Boom!  Poof-poof-poof-poof. Splat.

“The Bonnie Prince had had his fill of battle from inside his spy glass.  He then turned his horse around and slowly rode away, saying to himself, “All is lost, and my shoes are scuffed, to boot.”

 

Fresh Out O’ Water 

As one of the few witnesses to Scotland’s hasty eulogy, Glass Connors later knew “What Hath John Bull Wrought” by heart.  Yet it was not this poem that caught Glass Connors’ ear as he sailed from Ayr for America in 1747.  On a ship called the Happenstance he heard another.

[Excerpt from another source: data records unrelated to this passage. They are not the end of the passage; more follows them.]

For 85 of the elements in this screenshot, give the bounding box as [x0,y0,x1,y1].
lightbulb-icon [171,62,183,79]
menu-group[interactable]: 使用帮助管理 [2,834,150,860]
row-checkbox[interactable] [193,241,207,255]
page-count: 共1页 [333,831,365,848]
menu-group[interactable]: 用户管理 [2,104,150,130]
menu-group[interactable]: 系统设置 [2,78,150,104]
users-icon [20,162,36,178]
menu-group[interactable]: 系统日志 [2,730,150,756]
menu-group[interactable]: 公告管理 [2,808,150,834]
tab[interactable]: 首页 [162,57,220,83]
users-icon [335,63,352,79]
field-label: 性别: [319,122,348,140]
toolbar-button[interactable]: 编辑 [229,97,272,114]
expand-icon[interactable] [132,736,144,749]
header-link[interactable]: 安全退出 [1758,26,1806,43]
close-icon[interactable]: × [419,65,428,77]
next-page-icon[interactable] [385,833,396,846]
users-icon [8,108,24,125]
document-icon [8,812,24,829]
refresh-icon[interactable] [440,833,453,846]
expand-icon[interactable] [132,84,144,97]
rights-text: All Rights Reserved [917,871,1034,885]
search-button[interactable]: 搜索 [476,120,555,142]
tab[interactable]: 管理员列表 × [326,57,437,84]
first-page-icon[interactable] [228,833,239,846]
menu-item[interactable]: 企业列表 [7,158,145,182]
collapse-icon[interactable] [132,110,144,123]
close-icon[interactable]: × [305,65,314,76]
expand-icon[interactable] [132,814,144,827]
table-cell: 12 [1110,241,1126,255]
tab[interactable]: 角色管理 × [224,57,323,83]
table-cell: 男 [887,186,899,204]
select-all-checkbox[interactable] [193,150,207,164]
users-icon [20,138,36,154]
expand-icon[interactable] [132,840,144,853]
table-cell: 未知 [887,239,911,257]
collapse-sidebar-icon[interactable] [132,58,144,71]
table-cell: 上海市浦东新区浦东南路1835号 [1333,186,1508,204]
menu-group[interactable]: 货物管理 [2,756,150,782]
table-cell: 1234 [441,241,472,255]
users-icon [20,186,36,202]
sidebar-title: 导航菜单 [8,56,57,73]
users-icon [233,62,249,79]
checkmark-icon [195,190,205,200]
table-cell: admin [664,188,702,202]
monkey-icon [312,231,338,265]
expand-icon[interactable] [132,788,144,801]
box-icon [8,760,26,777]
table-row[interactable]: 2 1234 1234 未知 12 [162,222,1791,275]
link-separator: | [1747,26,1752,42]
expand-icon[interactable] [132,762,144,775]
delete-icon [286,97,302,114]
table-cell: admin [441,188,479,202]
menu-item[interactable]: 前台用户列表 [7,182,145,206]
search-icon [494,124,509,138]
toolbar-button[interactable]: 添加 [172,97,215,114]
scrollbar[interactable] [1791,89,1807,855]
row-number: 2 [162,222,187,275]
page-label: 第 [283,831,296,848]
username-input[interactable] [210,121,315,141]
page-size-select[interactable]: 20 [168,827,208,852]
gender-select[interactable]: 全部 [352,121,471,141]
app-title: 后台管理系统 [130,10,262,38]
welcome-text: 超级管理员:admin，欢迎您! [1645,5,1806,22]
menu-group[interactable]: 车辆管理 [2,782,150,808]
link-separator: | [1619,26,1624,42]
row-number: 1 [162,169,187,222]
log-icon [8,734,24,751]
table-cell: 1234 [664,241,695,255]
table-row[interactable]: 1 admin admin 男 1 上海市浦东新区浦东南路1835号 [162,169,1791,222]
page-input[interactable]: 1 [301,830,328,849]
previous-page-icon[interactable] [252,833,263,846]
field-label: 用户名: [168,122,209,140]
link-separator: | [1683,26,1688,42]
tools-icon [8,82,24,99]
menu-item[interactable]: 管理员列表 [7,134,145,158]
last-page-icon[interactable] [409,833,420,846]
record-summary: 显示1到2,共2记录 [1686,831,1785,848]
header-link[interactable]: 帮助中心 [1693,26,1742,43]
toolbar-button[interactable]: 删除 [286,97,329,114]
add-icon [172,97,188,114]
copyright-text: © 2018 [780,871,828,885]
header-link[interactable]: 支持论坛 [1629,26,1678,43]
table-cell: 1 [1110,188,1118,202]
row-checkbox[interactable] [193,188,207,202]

Aboard the departing ship a sailor with only a left arm was having difficulty heaving a heavy line onto the main deck.  The missing arm was not the cause of his problems.  The sailor, named Tyree Turnbull, had had a brother who also fought and fallen to pieces at Culloden.  Since then Tyree Turnbull had pledged in the memory of his brother to always keep his back facing England.  This oath made his work difficult at times, but he made do.  While Glass Connors watched above from the forecastle, Tyree Turnbull began to compose a piece to help him complete his work:

 

The Lord went off one day
To attend a murky matter
Leaving the world in place
The stars still straight and full o’ luster
Upon return—Good God!
What a task before Our Savior
An island full of flame
And whole nations fresh out o’ water
Merciful Heav’n releas’d a raft of rain
Did it cease the fight and fodder?
Once dry, the gruesome game refrained

 

His task on the line complete, Tyree Turnbull swiped at his brow with his remaining hand and set off to make the mainsail.  The poem was let out to sea by the breeze, never to be heard again.

The fodder is rarely well remembered.

If Glass Connors had been able to write it down, as the Happenstance cut through the waves and towards a new land, it would have been entitled “The Volleyed Folly of War Betwixt Two Nations, Who Speake Much a Similar Language.”